その《二十四史》は『史記』から『明史』までの二十四種類を指すわけですが、あたしが学生時代に清代を扱う『清史稿』が発売になりました。これで《二十五史》という呼び方もできました。『新元史』を加えて《二十六史》という言い方もあったように記憶しています。

さて『清史稿』というタイトルからもわかるとおり、いずれ正式な『清史』が発売になると思うのですが、あたしが学生時代には発売されず、その後は中国の出版事情を追っていないので、正真正銘の『清史』が出来上がって刊行されたのか、あたしは知りません。

この《二十四史》には、全部にではないのかも知れませんが、人名索引や地名索引が出ているものもあります。あたしも見つけたときには買っておきました。自宅に《二十四史》を所蔵していなくても、索引があれば図書館へ行って調べるときのアタリを付けられますので、これは学部生時代から集めるようにしていました。

昨日ダイアリーでもう一つ挙げていたのが《十三経清人注疏》でしたね。これは《新編諸子集成》が、主に思想家の著作を網羅した叢書だったのに対し、儒教の経典の注釈書、それも清朝考証学の成果とも言える注釈書を集めた叢書です。

《新編諸子集成》が、あたしの記憶では学部時代にはかなり刊行されていたのに対し、《十三経清人注疏》は入学してしばらく経ってから刊行がスタートした叢書です。そのため、いま現在どれだけ刊行されているのかはわかりませんが、あたしが架蔵しているのはご覧のような分量に留まっています。まあ、その代わりと言っては何ですが、当時『皇清経解』正続編が刊行されたので、そちらを買い求めたりしましたが……(汗)
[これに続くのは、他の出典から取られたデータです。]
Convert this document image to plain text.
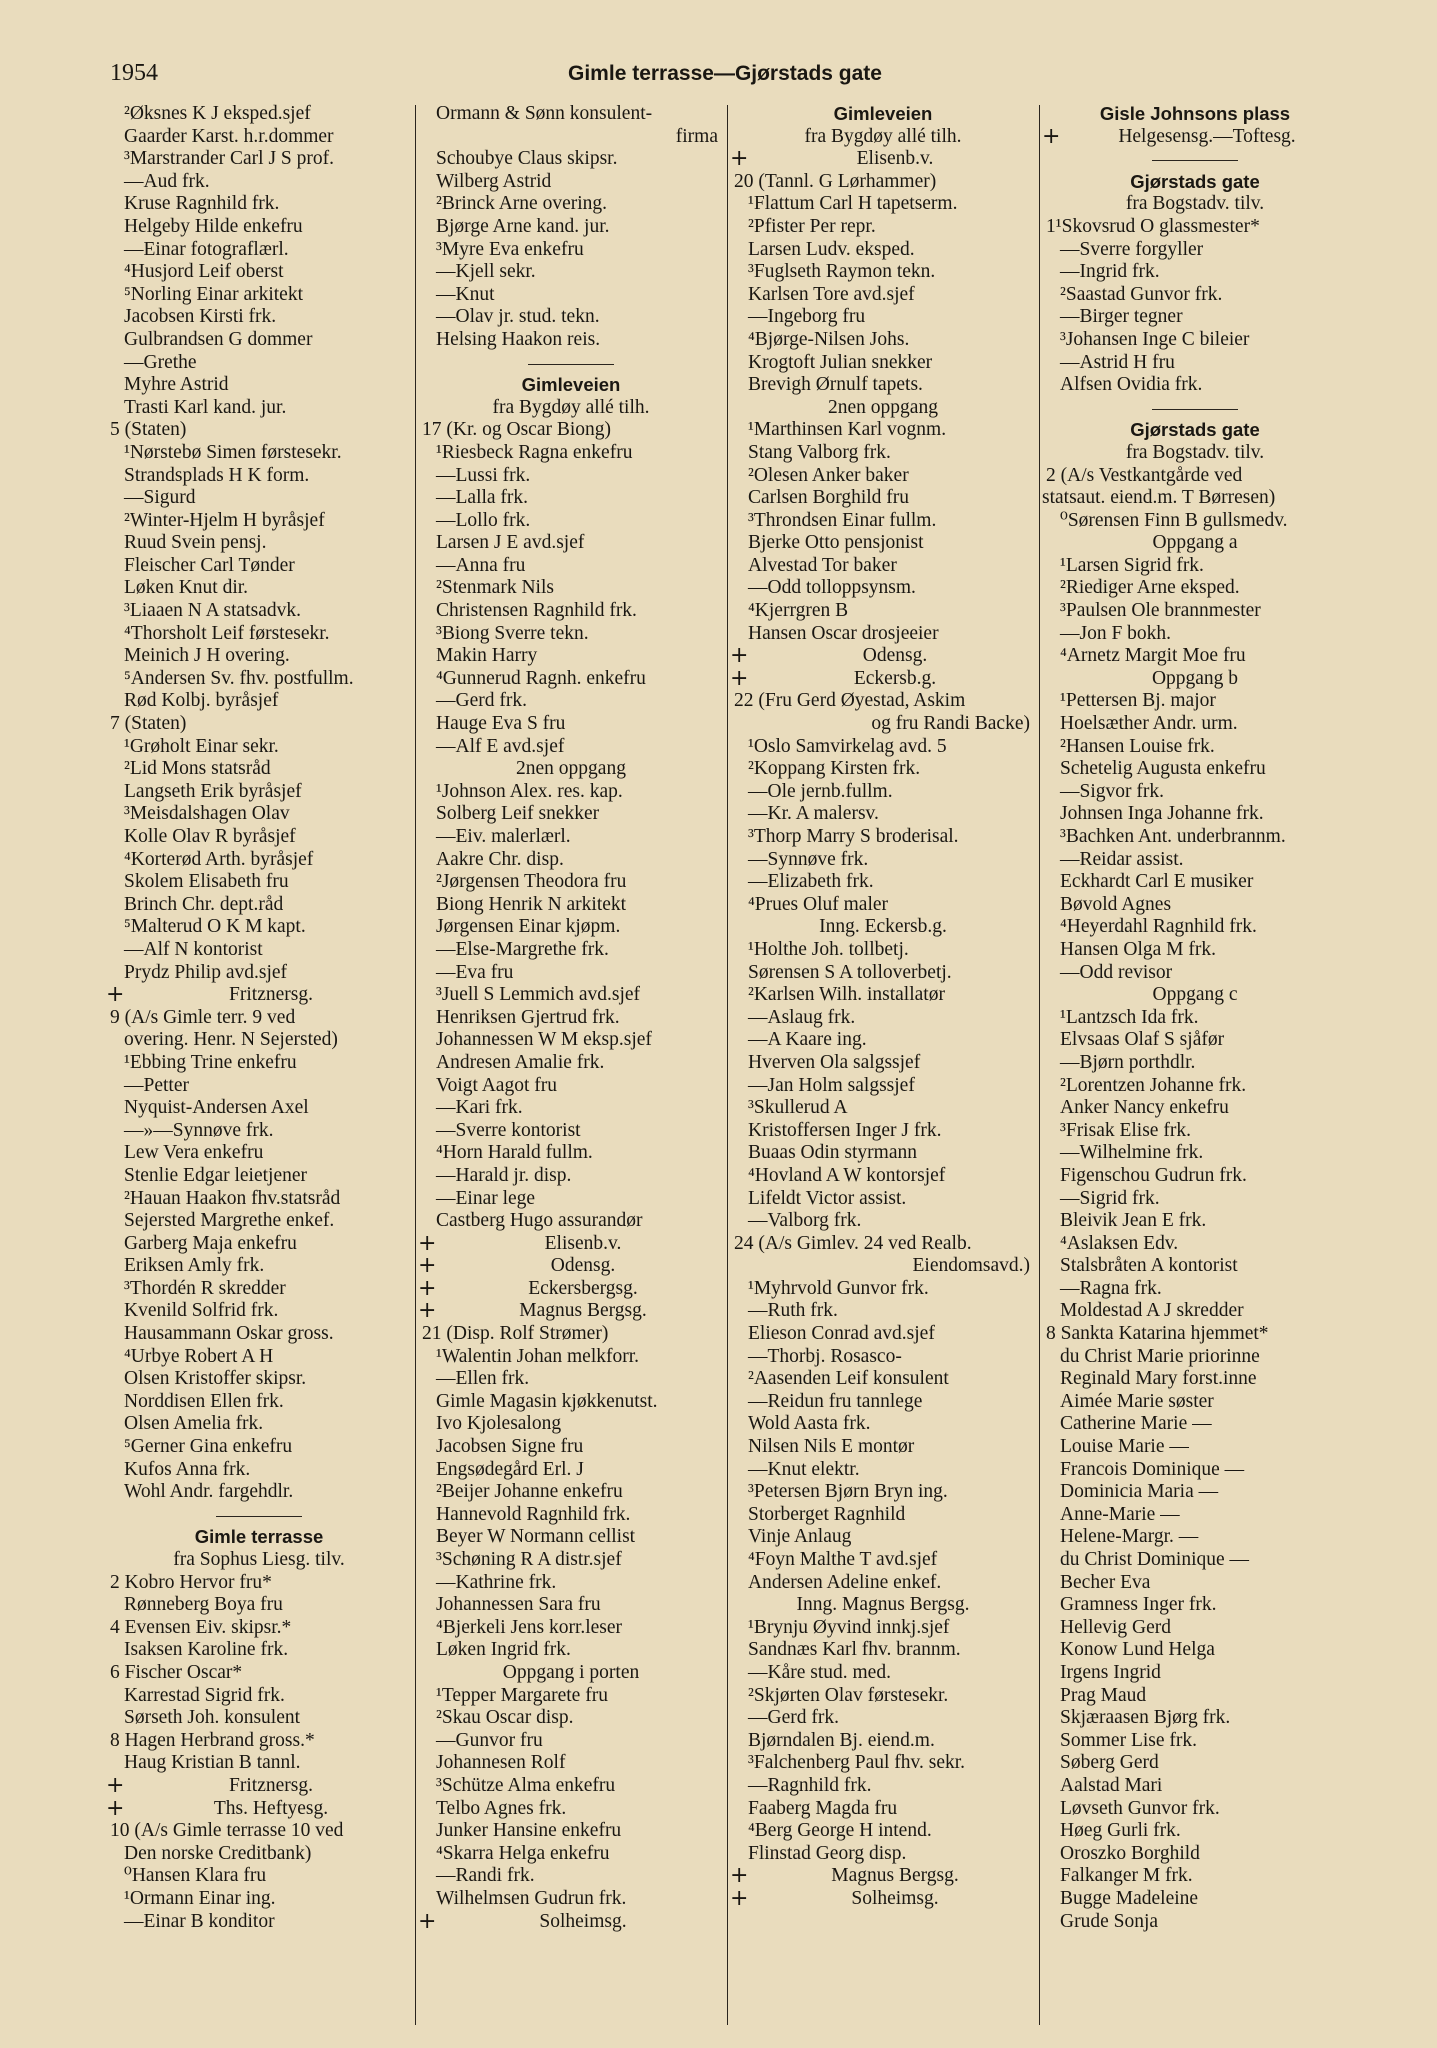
1954	Gimle terrasse—Gjørstads gate
²Øksnes K J eksped.sjef
Gaarder Karst. h.r.dommer
³Marstrander Carl J S prof.
—Aud frk.
Kruse Ragnhild frk.
Helgeby Hilde enkefru
—Einar fotograflærl.
⁴Husjord Leif oberst
⁵Norling Einar arkitekt
Jacobsen Kirsti frk.
Gulbrandsen G dommer
—Grethe
Myhre Astrid
Trasti Karl kand. jur.
5 (Staten)
¹Nørstebø Simen førstesekr.
Strandsplads H K form.
—Sigurd
²Winter-Hjelm H byråsjef
Ruud Svein pensj.
Fleischer Carl Tønder
Løken Knut dir.
³Liaaen N A statsadvk.
⁴Thorsholt Leif førstesekr.
Meinich J H overing.
⁵Andersen Sv. fhv. postfullm.
Rød Kolbj. byråsjef
7 (Staten)
¹Grøholt Einar sekr.
²Lid Mons statsråd
Langseth Erik byråsjef
³Meisdalshagen Olav
Kolle Olav R byråsjef
⁴Korterød Arth. byråsjef
Skolem Elisabeth fru
Brinch Chr. dept.råd
⁵Malterud O K M kapt.
—Alf N kontorist
Prydz Philip avd.sjef
+	Fritznersg.
9 (A/s Gimle terr. 9 ved
overing. Henr. N Sejersted)
¹Ebbing Trine enkefru
—Petter
Nyquist-Andersen Axel
—»—Synnøve frk.
Lew Vera enkefru
Stenlie Edgar leietjener
²Hauan Haakon fhv.statsråd
Sejersted Margrethe enkef.
Garberg Maja enkefru
Eriksen Amly frk.
³Thordén R skredder
Kvenild Solfrid frk.
Hausammann Oskar gross.
⁴Urbye Robert A H
Olsen Kristoffer skipsr.
Norddisen Ellen frk.
Olsen Amelia frk.
⁵Gerner Gina enkefru
Kufos Anna frk.
Wohl Andr. fargehdlr.
Gimle terrasse
fra Sophus Liesg. tilv.
2 Kobro Hervor fru*
Rønneberg Boya fru
4 Evensen Eiv. skipsr.*
Isaksen Karoline frk.
6 Fischer Oscar*
Karrestad Sigrid frk.
Sørseth Joh. konsulent
8 Hagen Herbrand gross.*
Haug Kristian B tannl.
+	Fritznersg.
+	Ths. Heftyesg.
10 (A/s Gimle terrasse 10 ved
Den norske Creditbank)
⁰Hansen Klara fru
¹Ormann Einar ing.
—Einar B konditor
Ormann & Sønn konsulent-
firma
Schoubye Claus skipsr.
Wilberg Astrid
²Brinck Arne overing.
Bjørge Arne kand. jur.
³Myre Eva enkefru
—Kjell sekr.
—Knut
—Olav jr. stud. tekn.
Helsing Haakon reis.
Gimleveien
fra Bygdøy allé tilh.
17 (Kr. og Oscar Biong)
¹Riesbeck Ragna enkefru
—Lussi frk.
—Lalla frk.
—Lollo frk.
Larsen J E avd.sjef
—Anna fru
²Stenmark Nils
Christensen Ragnhild frk.
³Biong Sverre tekn.
Makin Harry
⁴Gunnerud Ragnh. enkefru
—Gerd frk.
Hauge Eva S fru
—Alf E avd.sjef
2nen oppgang
¹Johnson Alex. res. kap.
Solberg Leif snekker
—Eiv. malerlærl.
Aakre Chr. disp.
²Jørgensen Theodora fru
Biong Henrik N arkitekt
Jørgensen Einar kjøpm.
—Else-Margrethe frk.
—Eva fru
³Juell S Lemmich avd.sjef
Henriksen Gjertrud frk.
Johannessen W M eksp.sjef
Andresen Amalie frk.
Voigt Aagot fru
—Kari frk.
—Sverre kontorist
⁴Horn Harald fullm.
—Harald jr. disp.
—Einar lege
Castberg Hugo assurandør
+	Elisenb.v.
+	Odensg.
+	Eckersbergsg.
+	Magnus Bergsg.
21 (Disp. Rolf Strømer)
¹Walentin Johan melkforr.
—Ellen frk.
Gimle Magasin kjøkkenutst.
Ivo Kjolesalong
Jacobsen Signe fru
Engsødegård Erl. J
²Beijer Johanne enkefru
Hannevold Ragnhild frk.
Beyer W Normann cellist
³Schøning R A distr.sjef
—Kathrine frk.
Johannessen Sara fru
⁴Bjerkeli Jens korr.leser
Løken Ingrid frk.
Oppgang i porten
¹Tepper Margarete fru
²Skau Oscar disp.
—Gunvor fru
Johannesen Rolf
³Schütze Alma enkefru
Telbo Agnes frk.
Junker Hansine enkefru
⁴Skarra Helga enkefru
—Randi frk.
Wilhelmsen Gudrun frk.
+	Solheimsg.
Gimleveien
fra Bygdøy allé tilh.
+	Elisenb.v.
20 (Tannl. G Lørhammer)
¹Flattum Carl H tapetserm.
²Pfister Per repr.
Larsen Ludv. eksped.
³Fuglseth Raymon tekn.
Karlsen Tore avd.sjef
—Ingeborg fru
⁴Bjørge-Nilsen Johs.
Krogtoft Julian snekker
Brevigh Ørnulf tapets.
2nen oppgang
¹Marthinsen Karl vognm.
Stang Valborg frk.
²Olesen Anker baker
Carlsen Borghild fru
³Throndsen Einar fullm.
Bjerke Otto pensjonist
Alvestad Tor baker
—Odd tolloppsynsm.
⁴Kjerrgren B
Hansen Oscar drosjeeier
+	Odensg.
+	Eckersb.g.
22 (Fru Gerd Øyestad, Askim
og fru Randi Backe)
¹Oslo Samvirkelag avd. 5
²Koppang Kirsten frk.
—Ole jernb.fullm.
—Kr. A malersv.
³Thorp Marry S broderisal.
—Synnøve frk.
—Elizabeth frk.
⁴Prues Oluf maler
Inng. Eckersb.g.
¹Holthe Joh. tollbetj.
Sørensen S A tolloverbetj.
²Karlsen Wilh. installatør
—Aslaug frk.
—A Kaare ing.
Hverven Ola salgssjef
—Jan Holm salgssjef
³Skullerud A
Kristoffersen Inger J frk.
Buaas Odin styrmann
⁴Hovland A W kontorsjef
Lifeldt Victor assist.
—Valborg frk.
24 (A/s Gimlev. 24 ved Realb.
Eiendomsavd.)
¹Myhrvold Gunvor frk.
—Ruth frk.
Elieson Conrad avd.sjef
—Thorbj. Rosasco-
²Aasenden Leif konsulent
—Reidun fru tannlege
Wold Aasta frk.
Nilsen Nils E montør
—Knut elektr.
³Petersen Bjørn Bryn ing.
Storberget Ragnhild
Vinje Anlaug
⁴Foyn Malthe T avd.sjef
Andersen Adeline enkef.
Inng. Magnus Bergsg.
¹Brynju Øyvind innkj.sjef
Sandnæs Karl fhv. brannm.
—Kåre stud. med.
²Skjørten Olav førstesekr.
—Gerd frk.
Bjørndalen Bj. eiend.m.
³Falchenberg Paul fhv. sekr.
—Ragnhild frk.
Faaberg Magda fru
⁴Berg George H intend.
Flinstad Georg disp.
+	Magnus Bergsg.
+	Solheimsg.
Gisle Johnsons plass
+	Helgesensg.—Toftesg.
Gjørstads gate
fra Bogstadv. tilv.
1¹Skovsrud O glassmester*
—Sverre forgyller
—Ingrid frk.
²Saastad Gunvor frk.
—Birger tegner
³Johansen Inge C bileier
—Astrid H fru
Alfsen Ovidia frk.
Gjørstads gate
fra Bogstadv. tilv.
2 (A/s Vestkantgårde ved
statsaut. eiend.m. T Børresen)
⁰Sørensen Finn B gullsmedv.
Oppgang a
¹Larsen Sigrid frk.
²Riediger Arne eksped.
³Paulsen Ole brannmester
—Jon F bokh.
⁴Arnetz Margit Moe fru
Oppgang b
¹Pettersen Bj. major
Hoelsæther Andr. urm.
²Hansen Louise frk.
Schetelig Augusta enkefru
—Sigvor frk.
Johnsen Inga Johanne frk.
³Bachken Ant. underbrannm.
—Reidar assist.
Eckhardt Carl E musiker
Bøvold Agnes
⁴Heyerdahl Ragnhild frk.
Hansen Olga M frk.
—Odd revisor
Oppgang c
¹Lantzsch Ida frk.
Elvsaas Olaf S sjåfør
—Bjørn porthdlr.
²Lorentzen Johanne frk.
Anker Nancy enkefru
³Frisak Elise frk.
—Wilhelmine frk.
Figenschou Gudrun frk.
—Sigrid frk.
Bleivik Jean E frk.
⁴Aslaksen Edv.
Stalsbråten A kontorist
—Ragna frk.
Moldestad A J skredder
8 Sankta Katarina hjemmet*
du Christ Marie priorinne
Reginald Mary forst.inne
Aimée Marie søster
Catherine Marie —
Louise Marie —
Francois Dominique —
Dominicia Maria —
Anne-Marie —
Helene-Margr. —
du Christ Dominique —
Becher Eva
Gramness Inger frk.
Hellevig Gerd
Konow Lund Helga
Irgens Ingrid
Prag Maud
Skjæraasen Bjørg frk.
Sommer Lise frk.
Søberg Gerd
Aalstad Mari
Løvseth Gunvor frk.
Høeg Gurli frk.
Oroszko Borghild
Falkanger M frk.
Bugge Madeleine
Grude Sonja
あたしの専攻が古代思想でしたので、主に哲学思想、歴史方面の書籍はかなり買い集めましたが、文学方面はやや手薄です。それでも重要なものは手元に持っていなければと思い集めたのが左の写真です。

これらも叢書として刊行されていましたが、さすがにすべてを揃えようとは思わず、上にも述べたように必要なもの、有名なものだけ買っておきました。